As far as I'm concerned, falling in love is the only legitimate reason to get married. I've had to readdress that philosophy several times in my life, but I'm resolute. At 23, I discovered that I was pregnant--the result of a yearlong relationship that was going nowhere. I was thrilled--but no one else was. My third trimester was endured in 100-degree heat and sweltering Savannah humidity while all of my loved ones told me I was throwing my life away. I just wanted to pick out baby furniture like other first-time moms.

Having declined marriage, I picked up my two-month old son and moved from the smothering comfort of my parent's home to Southern California--land of opportunity and, more importantly, mild weather.

I had a college education, a deep-seeded love of children, and perfect clarity about what I was doing. That I didn't have a job, car, place to live, or relatives nearby were just details that needed to be worked out. My money ran out when my son turned six months, and that's when I went out looking for a job. I got laid off not long after that.

I landed my next job with only $200 left in my checking account. It was a helluva job in a completely male-dominated company, where women were considered no better than vermin. I was young and not well armed for this type of discrimination. About every other month I revised my letter of resignation but couldn't afford to turn it in. Every few weeks I would sit on my bed, try to pay my bills, refigure how much debt I owed, and just have a good cry.

But I used that job to learn everything I could. No one understood advertising and marketing in the company, so I made sure I did. I read books, subscribed to newsletters and trade journals, begged to go to seminars, and management obliged most of the time. I assumed tons of responsibility that they were happy to heap on, despite the fact that I was being paid in what was termed "sunshine dollars."

Performance reviews are interesting. Managers seem to take this opportunity to pile on a lot of negative feedback you've never heard before in order to avoid giving you a raise. This was the first time I learned how powerful my skills as a writer could be. While I didn't have the nerve to defend myself or talk back to my boss during our meeting, I lambasted him in the evaluation form section that read, "What can your supervisor do to improve your job performance?" I produced a two-page, single spaced, typewritten diatribe against idiotic managers.

It turned out the president of the company read all reviews, got a big kick out of mine, and promoted me to department head working directly under him. It also turned out that this move meant jumping from the frying pan into the flames, but that's another story.

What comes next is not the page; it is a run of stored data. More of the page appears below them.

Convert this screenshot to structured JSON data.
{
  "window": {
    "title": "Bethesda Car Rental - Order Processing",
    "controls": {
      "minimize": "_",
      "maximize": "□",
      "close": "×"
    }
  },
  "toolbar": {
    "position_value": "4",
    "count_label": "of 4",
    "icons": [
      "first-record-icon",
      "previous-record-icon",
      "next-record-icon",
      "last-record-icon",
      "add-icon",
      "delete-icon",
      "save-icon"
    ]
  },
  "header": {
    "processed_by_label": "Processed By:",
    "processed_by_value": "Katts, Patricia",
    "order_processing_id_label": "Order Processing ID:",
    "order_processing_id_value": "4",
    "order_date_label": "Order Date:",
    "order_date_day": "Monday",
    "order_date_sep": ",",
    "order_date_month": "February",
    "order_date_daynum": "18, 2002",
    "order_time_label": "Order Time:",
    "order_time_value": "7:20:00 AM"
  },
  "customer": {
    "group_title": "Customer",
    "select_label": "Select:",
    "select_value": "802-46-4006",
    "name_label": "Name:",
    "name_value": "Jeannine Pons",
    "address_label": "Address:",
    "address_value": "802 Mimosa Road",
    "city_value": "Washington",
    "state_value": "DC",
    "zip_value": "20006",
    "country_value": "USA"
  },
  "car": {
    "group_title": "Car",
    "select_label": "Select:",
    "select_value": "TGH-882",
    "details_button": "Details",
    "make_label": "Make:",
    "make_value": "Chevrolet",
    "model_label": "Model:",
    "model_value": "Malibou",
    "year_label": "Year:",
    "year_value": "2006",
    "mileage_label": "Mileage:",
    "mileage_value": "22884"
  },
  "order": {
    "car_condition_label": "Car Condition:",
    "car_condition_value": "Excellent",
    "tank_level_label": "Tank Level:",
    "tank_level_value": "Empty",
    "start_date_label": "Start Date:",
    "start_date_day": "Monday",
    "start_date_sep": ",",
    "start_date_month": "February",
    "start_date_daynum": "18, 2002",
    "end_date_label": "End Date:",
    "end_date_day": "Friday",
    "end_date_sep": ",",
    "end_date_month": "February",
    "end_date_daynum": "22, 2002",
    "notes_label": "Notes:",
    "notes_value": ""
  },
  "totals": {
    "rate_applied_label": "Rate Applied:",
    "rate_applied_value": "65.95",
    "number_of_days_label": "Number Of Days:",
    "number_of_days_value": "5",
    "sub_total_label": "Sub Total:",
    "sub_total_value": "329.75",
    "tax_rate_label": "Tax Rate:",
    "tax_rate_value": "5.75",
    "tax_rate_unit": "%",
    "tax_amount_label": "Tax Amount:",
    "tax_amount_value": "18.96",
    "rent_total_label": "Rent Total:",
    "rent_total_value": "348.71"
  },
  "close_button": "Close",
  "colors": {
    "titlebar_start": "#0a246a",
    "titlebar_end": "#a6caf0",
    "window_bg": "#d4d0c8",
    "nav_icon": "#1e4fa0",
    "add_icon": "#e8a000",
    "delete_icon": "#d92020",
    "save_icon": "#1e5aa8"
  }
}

I changed jobs every two years for the next ten. I would translate the experience I got but didn't get paid for at one job to a bigger salary at the next. I soaked up knowledge from coworkers and vendors and every internal and external source I could find.

No matter how poor I thought I was, I always participated in my employer's 401(k) plan, considering the additional money they contributed as supplemental pay for a job well done.

And I always kept my objectives at the forefront: Keep writing, don't burn bridges, prove myself, work towards getting the payment and respect I deserve, leave the office at five o'clock, and quit while I'm ahead.

Now I have my dream job as a freelance writer. My preteen son is turning out just the way I'd hoped, probably because I've always spent so much time with him. We moved back to the South a couple of years ago, bought our first home, and live in relatively grand style on what I make as a sole provider. My parents are my biggest fans, and my friends from high school and college who are just getting around to having children regard me with newfound awe--finally understanding what I went through on my own.

Men have come and gone over the course of my life. I never married any of them, but there were some good ones worth considering. But since I succeeded by staying focused on my original objectives in my professional life, I figure my approach will work for my personal life as well.

I guess everybody has song lyrics that echo throughout their lives, like a background chorus. Mine is a quiet refrain from Ricky Nelson's "Garden Party": "Well I'm alright now. I've learned my lesson well. You see you can't please everyone so you've got to please yourself."